Концерты имели выдающийся успех. Вена и Прага шумно рукоплескали. Многих только удивило, что после исполнения фортепьянного концерта оба русских музыканта вместо традиционного рукопожатия обменялись коротким сухим поклоном. Московская же "буря" утихла еще раньше, чем композитор вернулся домой. Победителя не судят!

В середине декабря 1902 года литературная, музыкальная и артистическая Москва, как на праздник, пришла в симфонический концерт Зилоти. Исполнялся "Манфред" Байрона с музыкой Шумана. Читали Федор Шаляпин и Комиссаржевская.

Она стояла среди оркестра вся в белом, такая маленькая и хрупкая рядом с великаном Шаляпиным.

Но когда на фоне засурдиненных струнных прозвучал ее голос, душа Рахманинова затрепетала. Весь подавшись вперед, он жадно ловил каждую интонацию. Казалось, покуда он, этот голос, будет звучать, душа не перестанет верить в прекрасное, в правду и добро.

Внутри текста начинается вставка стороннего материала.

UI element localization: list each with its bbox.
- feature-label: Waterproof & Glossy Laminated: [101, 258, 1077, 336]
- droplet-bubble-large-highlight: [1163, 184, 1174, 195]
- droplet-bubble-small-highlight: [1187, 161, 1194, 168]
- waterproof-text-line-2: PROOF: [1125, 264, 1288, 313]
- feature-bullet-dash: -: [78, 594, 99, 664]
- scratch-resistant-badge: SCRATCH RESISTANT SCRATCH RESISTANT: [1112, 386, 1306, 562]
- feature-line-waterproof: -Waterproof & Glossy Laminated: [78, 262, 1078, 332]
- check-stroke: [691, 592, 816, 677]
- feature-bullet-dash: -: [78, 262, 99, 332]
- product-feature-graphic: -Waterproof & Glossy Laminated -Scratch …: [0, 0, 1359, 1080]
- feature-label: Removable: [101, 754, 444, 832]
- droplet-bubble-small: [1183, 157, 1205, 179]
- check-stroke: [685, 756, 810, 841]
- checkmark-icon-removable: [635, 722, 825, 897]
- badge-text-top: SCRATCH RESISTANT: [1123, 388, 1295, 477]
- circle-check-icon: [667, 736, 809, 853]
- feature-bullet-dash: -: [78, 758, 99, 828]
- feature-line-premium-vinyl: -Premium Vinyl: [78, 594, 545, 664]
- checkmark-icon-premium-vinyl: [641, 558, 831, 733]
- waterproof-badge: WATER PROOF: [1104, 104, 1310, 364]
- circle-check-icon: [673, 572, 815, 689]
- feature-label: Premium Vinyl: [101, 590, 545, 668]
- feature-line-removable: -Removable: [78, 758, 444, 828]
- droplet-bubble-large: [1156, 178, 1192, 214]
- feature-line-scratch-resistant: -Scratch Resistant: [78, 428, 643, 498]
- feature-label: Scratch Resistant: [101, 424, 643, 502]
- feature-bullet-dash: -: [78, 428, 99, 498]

Шаляпин вложил в своего Манфреда все душевные богатства, всю музыку слова, которыми он владел,

У присутствовавших в концерте память о нем сохранилась на всю жизнь.

Но на смену праздникам приходят будни.

После трехмесячного пребывания в Вене, Швейцарии, Италии Рахманиновы вернулись в Москву на Воздвиженку, в скромную квартиру, приготовленную Варварой Аркадьевной. К молодым с первого же дня перешла жить Марина на правах домоправительницы, родного и близкого человека и верного до могилы друга.

Началась новая жизнь.

Шла зима. Рахманинов сблизился с Керзиными, иногда выступал в керзинских концертах. Играл с Брандуковым и с певцами - Леонидом Собиновым, Забелой, Петровой. Но творческая волна, так высоко вознесшая его на свой гребень, быстро шла на спад. Его больше не тянули к себе крупные формы, если он и подумывал временами, то о небольших фортепьянных пьесах.

В середине мая в Ивановке ждали гостя или гостью: Наталья Александровна - сына, а Сергей Васильевич - дочку, и непременно Ирину.

Ирина явилась на рассвете 14 мая и сразу же подала голос - живое свидетельство незаурядного вокального дарования.

На смену ночи волнения и тревог настало утро. Солнце вошло в дом, и вслед за ним еще одна гостья - свежая, пьянящая счастьем Прелюдия ми- бемоль мажор, провозвестница будущих рахманиновских "фортепианных акварелей".

Вскоре пошли напасти - целое наводнение ангин.